In another indication of a possible economic slowdown across the globe, freight shipping rates continue to decline with a faltering demand for goods, reported S&P Global Market Intelligence. While freight rates have remained elevated since the pandemic struck due to global logistical and supply chain issues, the precipitous decline in freight rates can be attributed to both, the easing availability of containers as well as falling global trade volumes.
One of the key indicators of an economic downturn is slowing global trade. The S&P said in a note that while freight rates for containers and dry bulkers should be peaking in the next quarter, they have already peaked in the second quarter of 2022.
Due to the seasonality of the market, dry bulk freight rates would typically peak in the third quarter; however, according to S&P Global Market Intelligence’s latest dry bulk freight market outlook, the second quarter would likely be the peak of 2022.

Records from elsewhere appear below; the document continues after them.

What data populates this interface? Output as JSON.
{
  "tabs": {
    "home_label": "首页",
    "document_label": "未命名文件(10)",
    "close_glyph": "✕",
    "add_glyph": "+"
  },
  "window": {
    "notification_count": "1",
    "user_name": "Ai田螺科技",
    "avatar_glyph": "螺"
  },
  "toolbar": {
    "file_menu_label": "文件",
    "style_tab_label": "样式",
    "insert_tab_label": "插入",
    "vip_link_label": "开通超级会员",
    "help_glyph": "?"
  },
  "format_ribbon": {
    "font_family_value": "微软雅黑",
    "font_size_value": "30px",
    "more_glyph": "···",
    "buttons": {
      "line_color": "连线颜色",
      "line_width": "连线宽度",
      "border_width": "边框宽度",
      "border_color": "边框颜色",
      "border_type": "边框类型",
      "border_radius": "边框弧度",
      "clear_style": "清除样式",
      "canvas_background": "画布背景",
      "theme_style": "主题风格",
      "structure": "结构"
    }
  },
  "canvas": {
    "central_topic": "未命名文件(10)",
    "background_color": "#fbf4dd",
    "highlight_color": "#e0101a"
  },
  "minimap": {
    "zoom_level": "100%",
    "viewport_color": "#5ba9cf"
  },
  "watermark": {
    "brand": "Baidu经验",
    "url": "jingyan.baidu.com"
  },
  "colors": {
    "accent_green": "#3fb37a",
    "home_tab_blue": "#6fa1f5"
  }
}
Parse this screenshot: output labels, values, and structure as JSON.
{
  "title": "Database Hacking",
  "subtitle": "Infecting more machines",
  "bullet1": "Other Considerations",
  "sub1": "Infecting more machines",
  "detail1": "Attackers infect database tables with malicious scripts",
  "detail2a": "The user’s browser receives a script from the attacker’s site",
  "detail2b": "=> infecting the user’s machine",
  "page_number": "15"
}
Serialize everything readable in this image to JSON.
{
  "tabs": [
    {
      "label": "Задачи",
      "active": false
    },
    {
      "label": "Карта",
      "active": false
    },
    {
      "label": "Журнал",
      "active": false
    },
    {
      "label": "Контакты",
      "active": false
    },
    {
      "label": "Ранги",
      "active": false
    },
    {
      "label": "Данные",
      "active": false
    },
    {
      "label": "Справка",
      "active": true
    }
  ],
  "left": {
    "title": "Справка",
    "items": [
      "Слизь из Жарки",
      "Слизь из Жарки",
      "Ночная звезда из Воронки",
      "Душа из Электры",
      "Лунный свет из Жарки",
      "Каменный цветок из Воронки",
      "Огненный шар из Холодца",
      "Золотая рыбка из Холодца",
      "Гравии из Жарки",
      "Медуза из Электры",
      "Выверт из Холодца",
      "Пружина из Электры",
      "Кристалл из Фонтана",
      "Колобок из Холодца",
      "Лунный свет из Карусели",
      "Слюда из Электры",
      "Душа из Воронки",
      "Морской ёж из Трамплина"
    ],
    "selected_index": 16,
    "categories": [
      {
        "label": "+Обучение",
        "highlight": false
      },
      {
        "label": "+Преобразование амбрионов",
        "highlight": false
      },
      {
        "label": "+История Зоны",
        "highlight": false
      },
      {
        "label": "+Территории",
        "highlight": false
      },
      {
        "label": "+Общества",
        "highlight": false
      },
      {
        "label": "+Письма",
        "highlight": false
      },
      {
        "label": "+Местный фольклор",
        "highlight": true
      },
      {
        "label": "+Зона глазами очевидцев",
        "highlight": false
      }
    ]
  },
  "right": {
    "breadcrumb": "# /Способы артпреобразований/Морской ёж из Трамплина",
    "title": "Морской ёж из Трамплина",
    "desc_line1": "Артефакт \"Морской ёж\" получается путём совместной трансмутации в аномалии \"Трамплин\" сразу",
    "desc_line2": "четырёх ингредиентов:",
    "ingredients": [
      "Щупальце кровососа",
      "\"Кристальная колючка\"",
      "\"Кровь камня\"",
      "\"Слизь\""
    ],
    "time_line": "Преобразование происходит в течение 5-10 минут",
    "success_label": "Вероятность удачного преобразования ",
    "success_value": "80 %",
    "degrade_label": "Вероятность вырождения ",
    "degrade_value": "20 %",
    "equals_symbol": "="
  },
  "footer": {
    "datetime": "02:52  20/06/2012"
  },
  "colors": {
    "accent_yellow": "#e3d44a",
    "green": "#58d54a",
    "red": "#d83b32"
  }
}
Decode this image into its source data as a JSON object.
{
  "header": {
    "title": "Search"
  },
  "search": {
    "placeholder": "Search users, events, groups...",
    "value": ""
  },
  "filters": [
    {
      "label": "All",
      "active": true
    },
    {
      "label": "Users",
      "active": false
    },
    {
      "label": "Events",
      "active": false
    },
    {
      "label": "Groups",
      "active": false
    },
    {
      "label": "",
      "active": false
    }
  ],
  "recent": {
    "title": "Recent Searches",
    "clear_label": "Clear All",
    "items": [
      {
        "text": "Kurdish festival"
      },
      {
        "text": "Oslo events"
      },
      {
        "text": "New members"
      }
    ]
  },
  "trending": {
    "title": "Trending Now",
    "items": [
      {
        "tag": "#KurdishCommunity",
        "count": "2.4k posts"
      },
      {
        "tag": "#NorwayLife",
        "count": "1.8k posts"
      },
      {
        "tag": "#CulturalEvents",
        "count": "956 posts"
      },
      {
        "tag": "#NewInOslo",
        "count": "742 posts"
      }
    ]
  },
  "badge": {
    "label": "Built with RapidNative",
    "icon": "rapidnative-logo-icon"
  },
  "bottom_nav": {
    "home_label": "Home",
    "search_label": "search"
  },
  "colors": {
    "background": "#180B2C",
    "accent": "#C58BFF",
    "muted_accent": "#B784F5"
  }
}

With rising consumer inflation across the world, many economists are concerned about a global recession due to decreased consumer spending. The firm’s Freight Rate Forecast models predict that the Baltic Dry Index, an index for measuring the cost of moving goods over sea, may fall by 20-30 percent this year alone. The firm predicts that the Baltic Dry Index will only recover by 2024.
Part of the slowdown has been blamed on the continuing Russian invasion of Ukraine and the continuing lockdowns in China as a result of COVID-19 flare-ups. Inflationary pressures and hawkish policy from central banks may also contribute further to any slowdowns.
“Although we expect some seasonal improvements in the dry bulk market in coming months, volatile path to lower rates is expected in the near term due to slower-than-expected economic growth with continued weakness in mainland China’s real estate sector as well as the absence of high congestion,” said Daejin Lee, lead shipping analyst at S&P Global Market Intelligence.